Thankfully, a StackOverflow post provides us with the solution:
bash
kubectl create serviceaccount --namespace kube-system tiller
kubectl create clusterrolebinding tiller-cluster-rule --clusterrole=cluster-admin --serviceaccount=kube-system:tiller
kubectl patch deploy --namespace kube-system tiller-deploy -p '{"spec":{"template":{"spec":{"serviceAccount":"tiller"}}}}'
helm init --service-account tiller --upgrade
Let’s give installing Dask another shot:
bash
helm install stable/dask
Voila! Dask is now successfully installed on our Kubernetes cluster. Helm has assigned the deployment the name “running-newt”. You’ll notice various resources such as pods and services prefixed with “running-newt”. The deployment includes a dask-scheduler, a dask-jupyter, and three dask-worker processes by default.
Also, take note of the default Jupyter password: “dask”. We’ll need it to log in to our Jupyter server later.
Step 3: Obtain AWS DNS Entry
Before we can access our deployed Jupyter server, we need to determine the URL. Let’s list all services in the namespace:
bash
kubectl get services
The EXTERNAL-IP column displays hexadecimal values, representing AWS ELB (Elastic Load Balancer) entries.

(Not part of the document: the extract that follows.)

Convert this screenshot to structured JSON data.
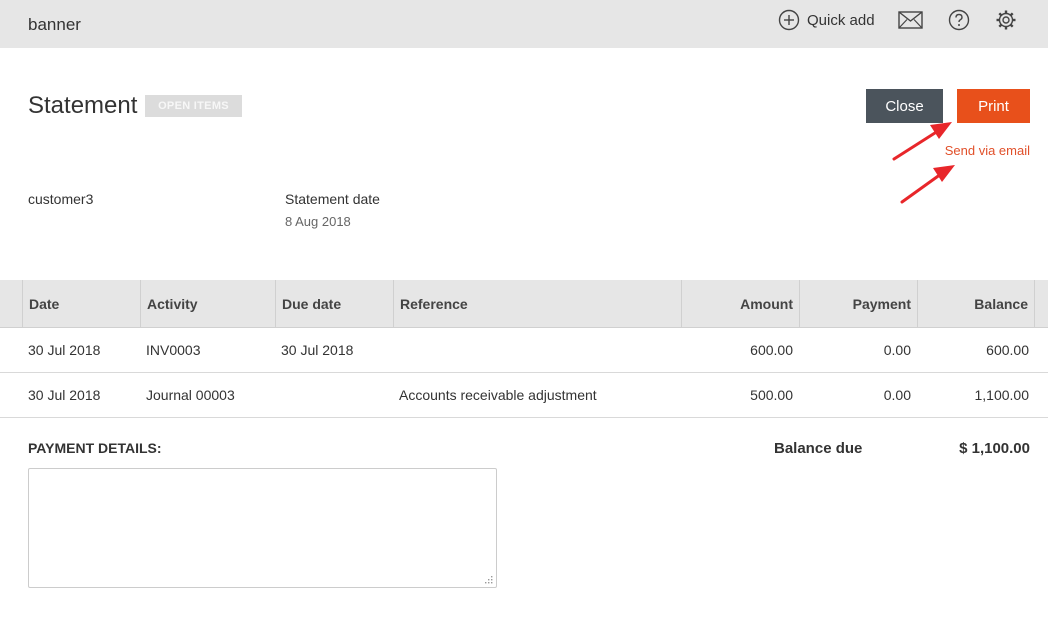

Match the EXTERNAL-IP to the appropriate load balancer in your AWS console (EC2 -> Load Balancers) to obtain the exposed DNS entry.
Step 4: Access Jupyter Server
Now, fire up your browser and head over to the Jupyter server using the obtained DNS entry. You’ll be prompted to enter the Jupyter password, which, as we remember, is “dask”. And there you have it – you’re all set to explore Dask and Jupyter on your Kubernetes cluster!